New procedures for strike-off, dissolution and reinstatement

Companies may be struck from the Register for certain offences, most commonly for non-payment of annual corporate license fees. Here are summaries of the prior and current processes.

  • Prior process. Previously, struck companies would continue to exist in a suspended state for seven years, unable to conduct business or defend any actions against them, but capable of incurring further liabilities. Any time during those years, a company could be reinstated by settling all outstanding license fees and any associated penalties.
  • Current process. Not anymore. Going forward, a struck company will be automatically dissolved after 90 days’ notice from the BVI Corporate Registry. However, for a period of five years following a dissolution, a company that can demonstrate it was actively operating at the time of its dissolution may apply for a “Fast Track” restoration process to make amends and be restored to the Register. In the event that the Fast Track restoration application is rejected — generally because the company was not deemed to be “active” at the time of its dissolution — it may still be reinstated within the five-year period through a BVI court order, which is a relatively complicated and expensive process.

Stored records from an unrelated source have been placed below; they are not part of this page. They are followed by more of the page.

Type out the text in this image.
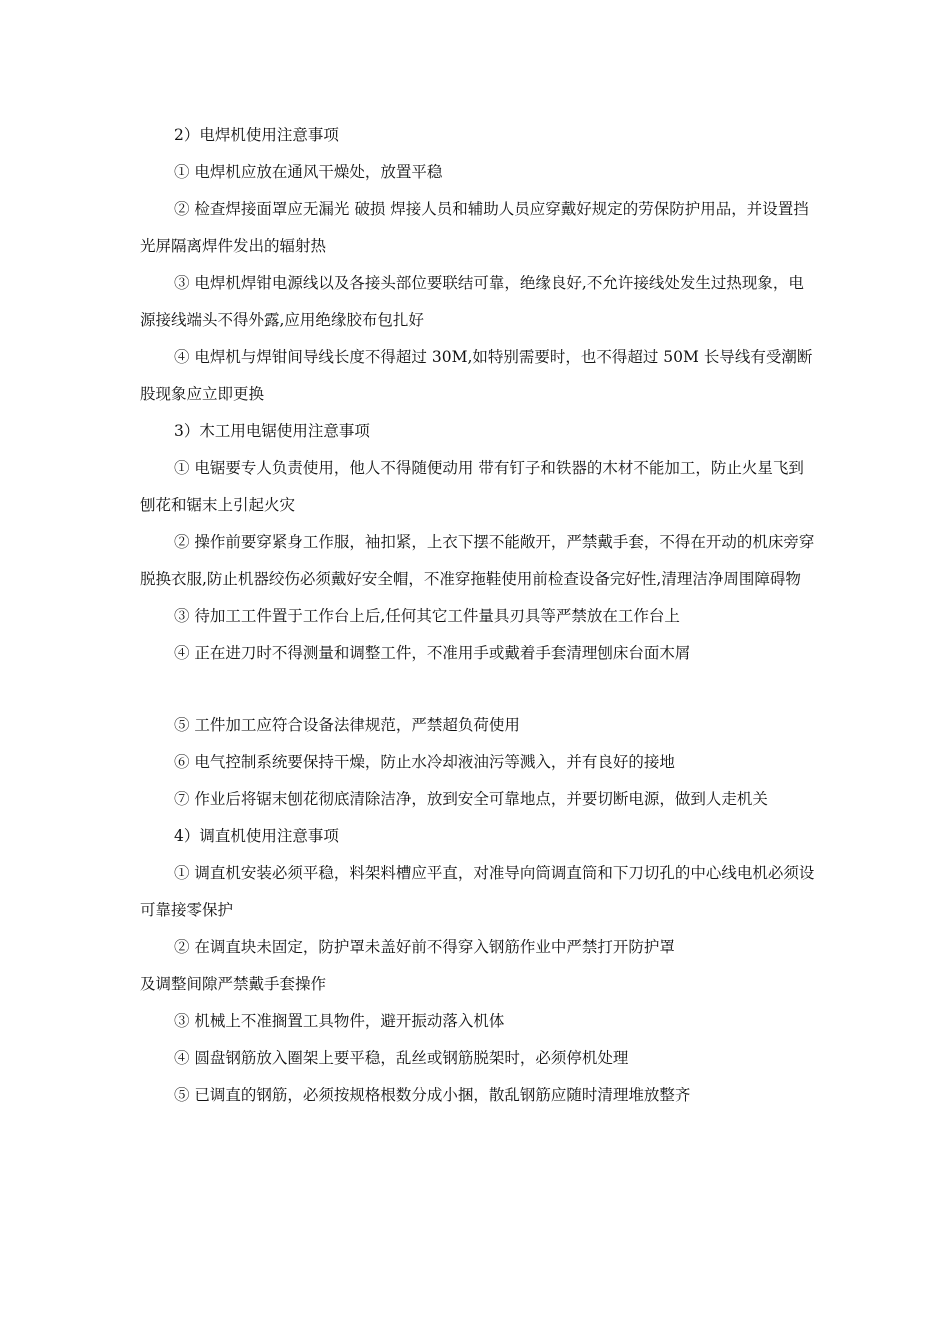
2）电焊机使用注意事项

① 电焊机应放在通风干燥处，放置平稳

② 检查焊接面罩应无漏光 破损 焊接人员和辅助人员应穿戴好规定的劳保防护用品，并设置挡光屏隔离焊件发出的辐射热

③ 电焊机焊钳电源线以及各接头部位要联结可靠，绝缘良好,不允许接线处发生过热现象，电源接线端头不得外露,应用绝缘胶布包扎好

④ 电焊机与焊钳间导线长度不得超过 30M,如特别需要时，也不得超过 50M 长导线有受潮断股现象应立即更换

3）木工用电锯使用注意事项

① 电锯要专人负责使用，他人不得随便动用 带有钉子和铁器的木材不能加工，防止火星飞到刨花和锯末上引起火灾

② 操作前要穿紧身工作服，袖扣紧，上衣下摆不能敞开，严禁戴手套，不得在开动的机床旁穿脱换衣服,防止机器绞伤必须戴好安全帽，不准穿拖鞋使用前检查设备完好性,清理洁净周围障碍物

③ 待加工工件置于工作台上后,任何其它工件量具刃具等严禁放在工作台上

④ 正在进刀时不得测量和调整工件，不准用手或戴着手套清理刨床台面木屑

⑤ 工件加工应符合设备法律规范，严禁超负荷使用

⑥ 电气控制系统要保持干燥，防止水冷却液油污等溅入，并有良好的接地

⑦ 作业后将锯末刨花彻底清除洁净，放到安全可靠地点，并要切断电源，做到人走机关

4）调直机使用注意事项

① 调直机安装必须平稳，料架料槽应平直，对准导向筒调直筒和下刀切孔的中心线电机必须设可靠接零保护

② 在调直块未固定，防护罩未盖好前不得穿入钢筋作业中严禁打开防护罩

及调整间隙严禁戴手套操作

③ 机械上不准搁置工具物件，避开振动落入机体

④ 圆盘钢筋放入圈架上要平稳，乱丝或钢筋脱架时，必须停机处理

⑤ 已调直的钢筋，必须按规格根数分成小捆，散乱钢筋应随时清理堆放整齐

Important note for firms previously struck from the Register. If a company was struck from the Register prior to 1 January 2023, but had not been dissolved, it was dissolved as of 1 July 2023 and is now not be eligible to use the Fast Track application process. Instead, it must apply for a court order restoration (described above) and pay any associated penalties. A company in this position should take immediate action to restore itself to good standing by paying all outstanding license fees and related penalties.

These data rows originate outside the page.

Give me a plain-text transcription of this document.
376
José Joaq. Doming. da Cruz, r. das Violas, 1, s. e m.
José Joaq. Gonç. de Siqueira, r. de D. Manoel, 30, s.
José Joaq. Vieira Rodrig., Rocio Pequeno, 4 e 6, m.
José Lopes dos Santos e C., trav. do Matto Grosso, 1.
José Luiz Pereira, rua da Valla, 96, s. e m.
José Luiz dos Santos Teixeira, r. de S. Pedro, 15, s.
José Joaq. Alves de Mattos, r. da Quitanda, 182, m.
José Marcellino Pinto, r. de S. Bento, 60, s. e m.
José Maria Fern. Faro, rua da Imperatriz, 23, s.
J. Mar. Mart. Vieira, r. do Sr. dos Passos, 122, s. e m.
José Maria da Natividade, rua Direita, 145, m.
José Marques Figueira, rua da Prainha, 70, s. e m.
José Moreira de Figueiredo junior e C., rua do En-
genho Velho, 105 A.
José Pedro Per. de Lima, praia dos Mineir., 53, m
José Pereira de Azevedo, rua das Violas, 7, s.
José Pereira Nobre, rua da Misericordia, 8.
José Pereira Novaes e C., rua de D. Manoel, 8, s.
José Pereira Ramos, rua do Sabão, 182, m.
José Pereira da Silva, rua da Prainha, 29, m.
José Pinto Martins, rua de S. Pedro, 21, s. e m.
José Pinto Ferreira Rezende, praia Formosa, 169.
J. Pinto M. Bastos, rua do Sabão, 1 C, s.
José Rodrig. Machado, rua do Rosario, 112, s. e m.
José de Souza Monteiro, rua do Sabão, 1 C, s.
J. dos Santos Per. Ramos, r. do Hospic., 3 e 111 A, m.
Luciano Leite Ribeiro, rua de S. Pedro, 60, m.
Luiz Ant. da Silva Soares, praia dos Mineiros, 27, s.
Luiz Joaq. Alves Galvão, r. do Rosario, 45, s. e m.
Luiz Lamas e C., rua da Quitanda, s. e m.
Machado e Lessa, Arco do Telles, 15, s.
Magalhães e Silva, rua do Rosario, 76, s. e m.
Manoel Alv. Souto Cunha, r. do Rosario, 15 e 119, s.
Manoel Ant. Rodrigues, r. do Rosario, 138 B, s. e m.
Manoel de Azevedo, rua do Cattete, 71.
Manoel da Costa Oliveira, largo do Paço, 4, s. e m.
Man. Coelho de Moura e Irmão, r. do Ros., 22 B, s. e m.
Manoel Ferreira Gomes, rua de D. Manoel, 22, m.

Importantly, any assets which a dissolved company maintained at the time of dissolution are at risk of being transferred to the Crown authority (i.e. the BVI State) if they were not distributed prior to the dissolution taking effect. Return of such assets to the company and/or relevant beneficiaries will involve a BVI court order. Depending on the nature of the assets and circumstances, this can be a costly exercise.

New requirements for liquidators

Company-appointed liquidators now have a residency requirement: They must have physically lived in the BVI for 180 days before their appointment. However, if more than one liquidator is appointed, only one must satisfy the residency requirement. Liquidators appointed before 1 January 2023 are also unaffected by the new rule.

No more bearer shares

The new amendments abolish the issue or maintenance of bearer shares in their entirety. Any existing bearer shares were automatically converted into registered shares on 1 July 2023. These changes had little effect since the use of bearer shares had decreased significantly, almost entirely, over the years given prohibitive maintenance costs and negative perceptions.

It’s important to keep in mind that this article is a broad summary of the key changes to the BVI Business Companies Act. Companies incorporated in the BVI should review their operations in light of the amendments and keep abreast of any future official guidance related to annual reports and beneficial ownership reporting.